Veda haccında Hz. Peygamber’le birlikte haccetmek için Yemen’den yola çıkmış ve Mekke’de buluşmuşlardır. Onun hukuk bilgisi ve hüküm vermedeki başarısı Hz. Ömer tarafından, “En isabetli hüküm verenimiz Ali idi” şeklinde ortaya konulmuştur (Buhârî, “Tefsîr”, 2/7). Bu sebeple ilk üç halife önemli meselelerde onun fikrini almayı ihmal etmemişlerdir. Diğer sahabiler de görüşlerinin doğruluğuna inandıkları için hakkında fikir beyan ettiği dini bir meseleyi başkalarına sorma ihtiyacını duymamışlardır.
Ashabın en alim simalarından biri olduğu halde ondan İbn Ömer, İbn Abbas gibi genç sahabilerden daha az bilgi nakledilmesinin sebebi, hilâfet yıllarının tamamen savaşlarla ve ortaya çıkan fitneleri bastırmakla geçmiş olması, geniş fıkıh ve tefsir bilgilerini genç nesillere aktarmaya fırsat bulamamasıdır.
Hz. Ali ve Hikmetli Sözleri
“İnsanlara anlayacakları şeyleri (veya hadisleri) söyleyiniz. Aksi halde Allah ve resulünün yalanlanmasına gönlünüz razı olur mu?”
“İnsanlar uykudadır; öldükleri zaman uyanacaklardır.”

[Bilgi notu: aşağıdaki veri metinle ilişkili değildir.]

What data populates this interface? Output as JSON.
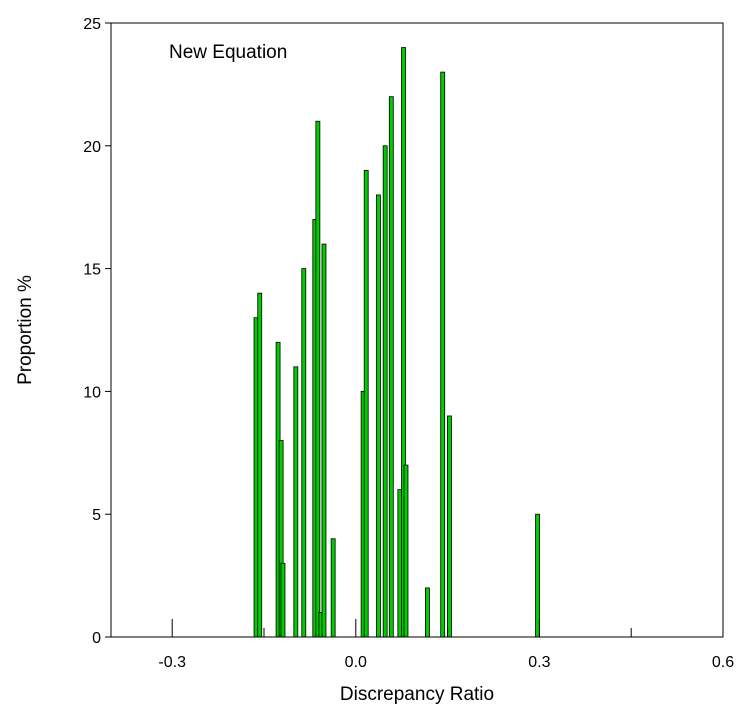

“Kişi bilmediğinin düşmanıdır.”
“Her şey azaldıkça, ilim ise arttıkça kıymetlenir.”
“Size en büyük âlimin kim olduğunu haber vereyim mi? Allah’ın kullarına O’nun yasaklarını cazip göstermeyen, Allah’ın verdiği mühlete aldanıp da onlara ilahi azaptan kurtulduklarını telkin etmeyen ve O’nun rahmetinden ümit kesilmesine sebep olmayan kimsedir.”
Hz. Ali (ra) Efendimizin çok kıymetli sözlerinden sadece birkaç tanesini yazdık. Fakat üzerinde yeterince tefekkür edersek her birinin bir kitap konusu olduğunu göreceğiz.
Hz. Ali (ra) Efendimizi yazmak büyük bir güzellik ve keyif. Allah nasip ederse hilafeti konusunu da bir sonraki ay kaleme almaya çalışacağız.